Opinion

Book Club: A Web Series — A Review

Kit Steinkellner

Staff Writer

Kit Steinkellner is a playwright, screenwriter, and creative writing teacher. She also writes about books and reading  at Books Are My Boyfriends. Follow her onTwitter: @BooksAreMyBFs

A few days ago, an acquaintance posted a link on my Facebook wall.

“You will LOVE,” she insisted.

The link took me to Hulu’s “Book Club: A Web Series For Bibliophiles.”  The first season is made up of eleven episodes, each five to seven minutes long, excluding the fourteen minute pilot. The log line was easy to find: “After being rejected from their town’s elite book club, a pill-popping young woman and a deeply closeted gay man start their own book club made up of local misfits and both fall in love with the town librarian. With every other meeting focused on a different book, Book Club explores both literary lessons applicable to daily life as well as the humor found in simple, monthly interactions of people dying to relate.”

That was more than enough to get me watching. I’ll just come right out and say it now, I did not love this series. I wanted to. I didn’t. Let’s talk.

First, I want to touch on the technical storytelling problems. Then I’ll get into why I don’t think this is a web series for bibliophiles, why I think it completely misses the point of being a bibliophile.

Let’s start here. After pill-popping Harlo and deeply closeted gay man Thad found the organization, “The Walhalla Book Club” is rounded out by ex-convict Louis, unhinged mother of small children Sharon, sexually inappropriate priest Father Joseph, and offensive Asian stereotype Ling. The books they read are, in order,  James Joyce’s Ulysses, fictional soft-core romance novel Cougar Enchantments, Oscar Wilde’s Picture of Dorian Gray, Barbara M. Joosse’s inner-city set picture book Stars in the Darkness, and Tim O’Brien’s The Things They Carried. The books are rarely discussed. Instead, the club either participates in book-related arts and crafts and performance activities that makes the majority of the members look and feel foolish, or “Stories,” the elite book club referred to in the log line drops in and delivers vaguely ominous dialogue. The members of Stories were far and away my favorite characters, in particular their ice-queen leader Aubrey, played by Julie McNiven (recognizable in that “I remember her from something” kind of way, she plays Hildy, Pete Campbell’s secretary on Mad Men.) 

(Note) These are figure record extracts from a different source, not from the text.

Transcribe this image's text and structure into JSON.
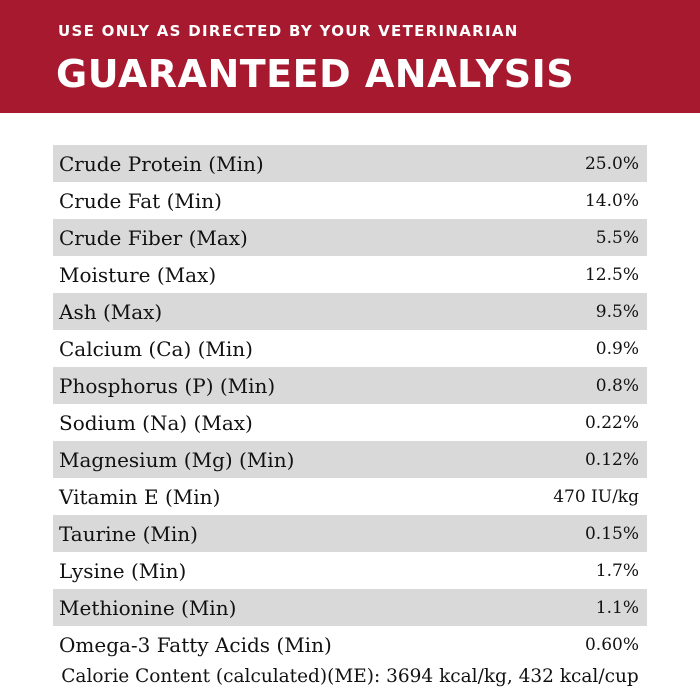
{
  "header": {
    "subtitle": "USE ONLY AS DIRECTED BY YOUR VETERINARIAN",
    "title": "GUARANTEED ANALYSIS"
  },
  "table": {
    "rows": [
      [
        "Crude Protein (Min)",
        "25.0%"
      ],
      [
        "Crude Fat (Min)",
        "14.0%"
      ],
      [
        "Crude Fiber (Max)",
        "5.5%"
      ],
      [
        "Moisture (Max)",
        "12.5%"
      ],
      [
        "Ash (Max)",
        "9.5%"
      ],
      [
        "Calcium (Ca) (Min)",
        "0.9%"
      ],
      [
        "Phosphorus (P) (Min)",
        "0.8%"
      ],
      [
        "Sodium (Na) (Max)",
        "0.22%"
      ],
      [
        "Magnesium (Mg) (Min)",
        "0.12%"
      ],
      [
        "Vitamin E (Min)",
        "470 IU/kg"
      ],
      [
        "Taurine (Min)",
        "0.15%"
      ],
      [
        "Lysine (Min)",
        "1.7%"
      ],
      [
        "Methionine (Min)",
        "1.1%"
      ],
      [
        "Omega-3 Fatty Acids (Min)",
        "0.60%"
      ]
    ]
  },
  "footer": "Calorie Content (calculated)(ME): 3694 kcal/kg, 432 kcal/cup"
}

I knew I was supposed to be rooting for the misfits of The Walhalla Book Club, but I found so little to root for. The characters were cartoonish, none of their interactions felt honest, I couldn’t understand why these people kept meeting up to spend time together month after month. I would have been out of there in five minutes flat. No, that’s a lie, I’m not that assertive, I would have waited ’til the break, pretended to get a call, lied to everyone and explained that a friend’s car broke down, and then gone home and eaten something with a lot of calories to get the taste of all that crazy out of my mouth. The Walhalla Book Club clearly doesn’t like each other very much, and because of that, I don’t like them very much either. The books they read make no sense together, and the characters seem to gain little to nothing from reading these classics and eclectic finds.

(Also, word to the wise, if you’re going to start your book club off with a classic, don’t make it all-783-pages-of Ulysses. Slant the prompt and pick a slim, hip NYRB Classics book like John William’s Stoner or Elaine Dundy’s Dud Avocado. I’ll go to that book club. And I’ll watch that web series.)

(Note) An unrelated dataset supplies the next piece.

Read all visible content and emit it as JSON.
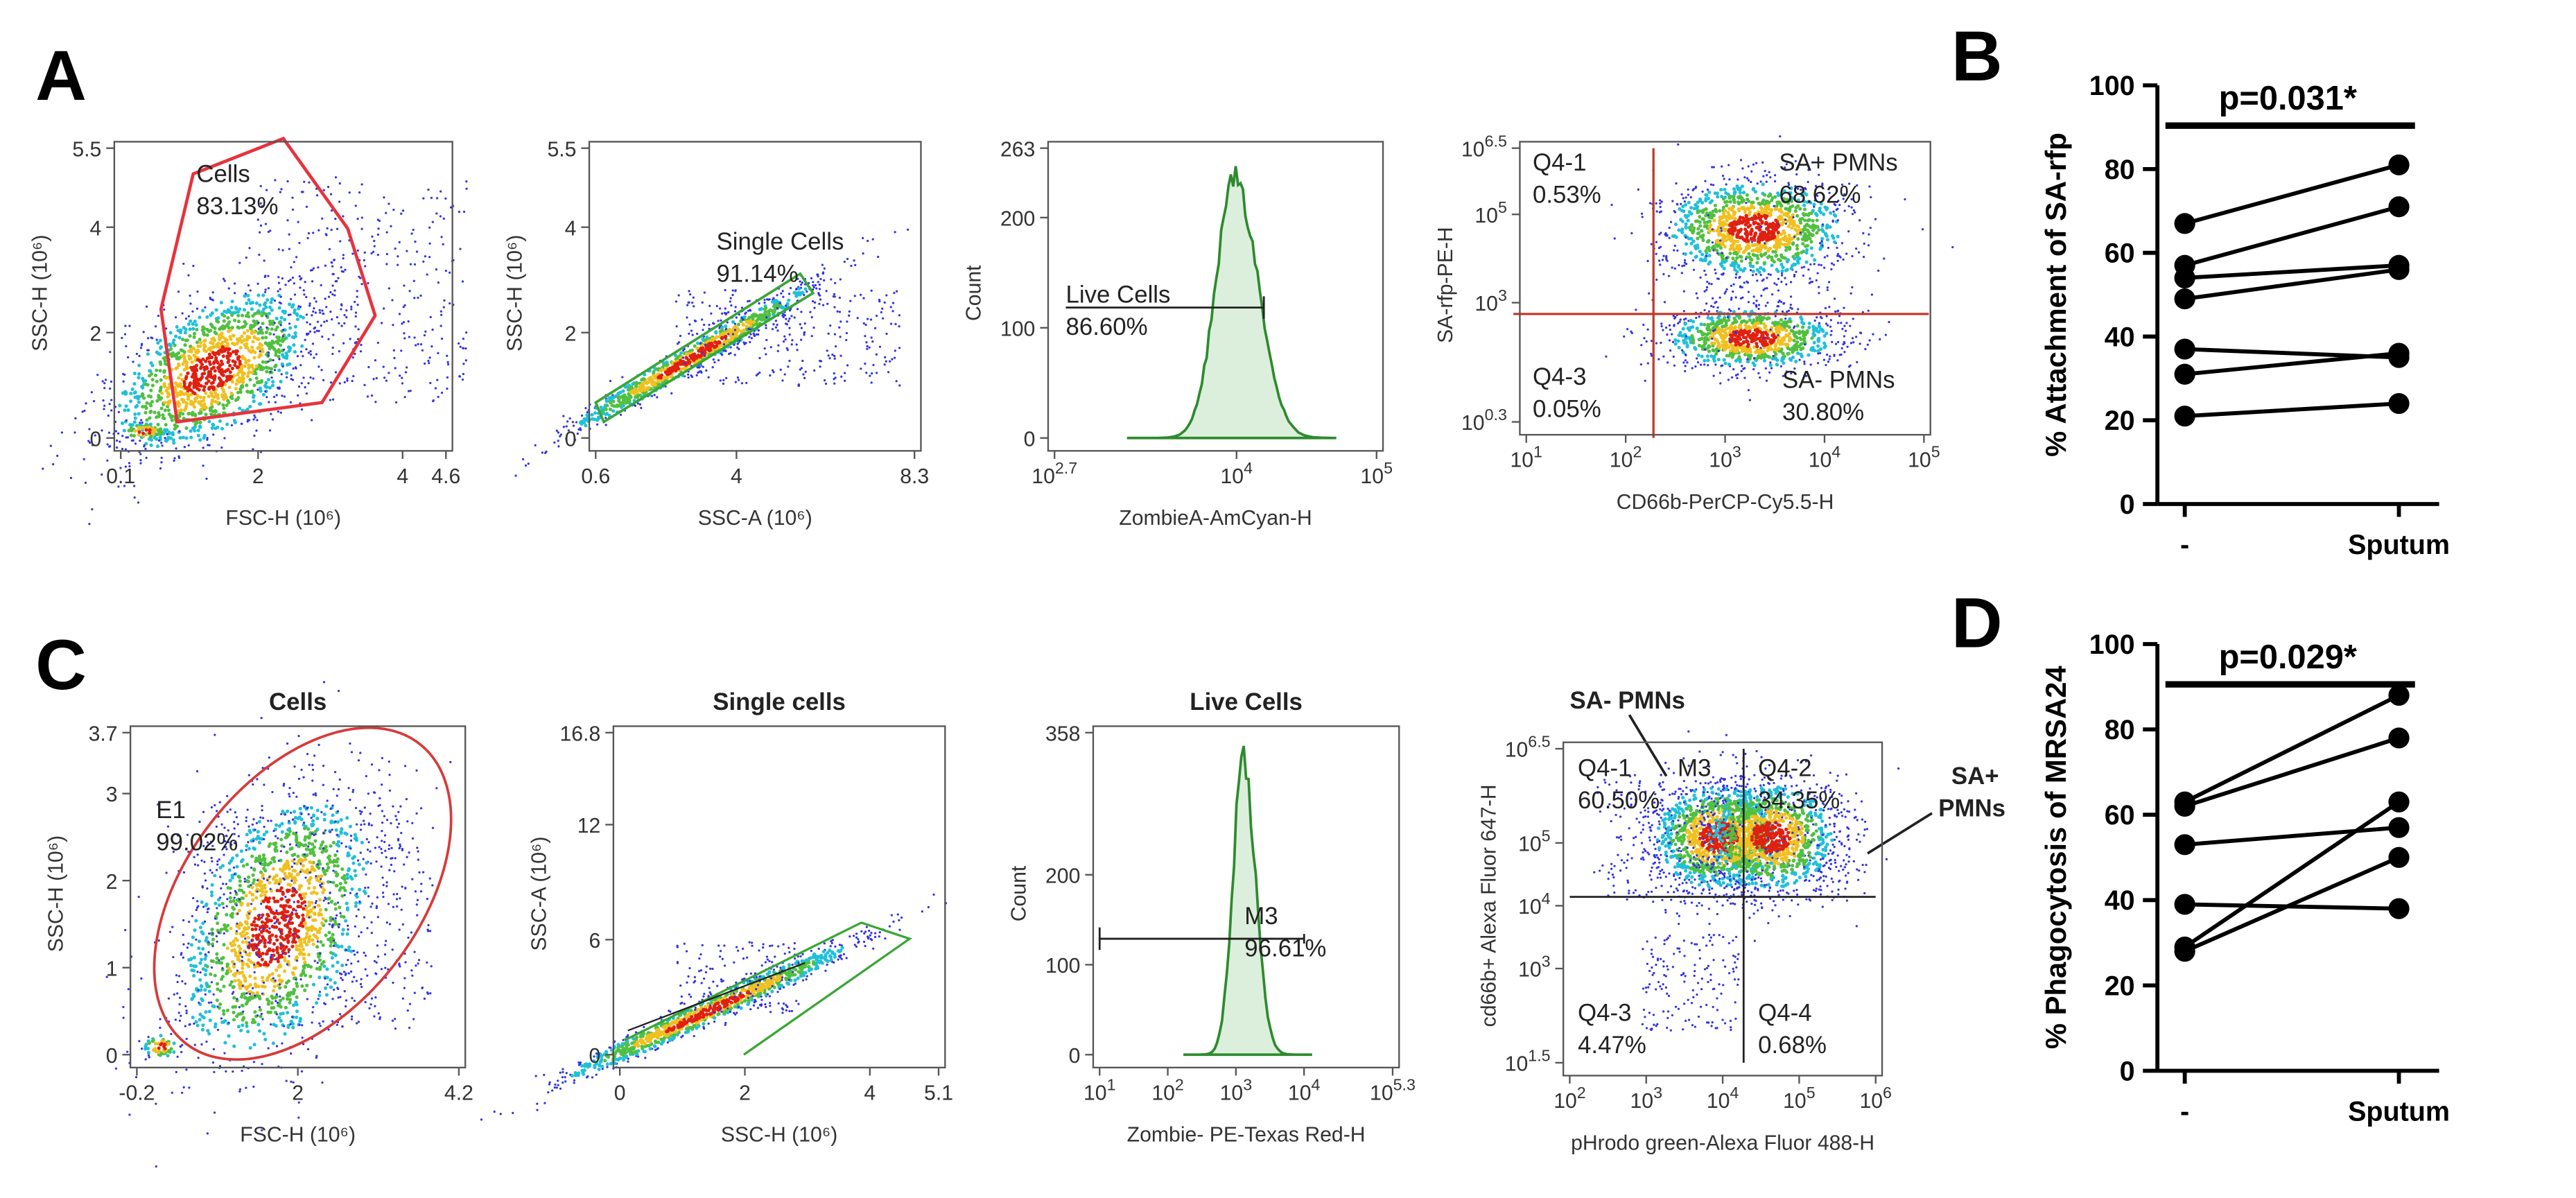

I didn’t believe The Walhalla Book Club as an organized group. I didn’t believe many of them as human beings. Most of all, I didn’t believe them as bibliophiles. Certainly not bibliophiles worthy of my eyeballs. Every day on Twitter, Tumblr, and book blogs, I see hilarious, fascinating, borderline-explosive, and every once in a while certifiably enlightening interactions between book lovers. These bibliophiles are characters worthy of fiction and I’m sure most of them don’t even realize it. I think the problem with Book Club is that the series did not trust its premise. It seemed like these bizarre characters and their improbable interactions with one another was storytelling smoke and mirrors, as if the creatives behind this series were worried that people talking about books wasn’t enough. I think it can be enough. I think it can be the core of a story worth telling. Certainly books like The Jane Austen Book Club  and The Guernsey Literary and Potato Peel Pie Society figured it out. Book lovers are worthy subjects of fiction.

You just have to have the right book lovers. And you just have to have the right books.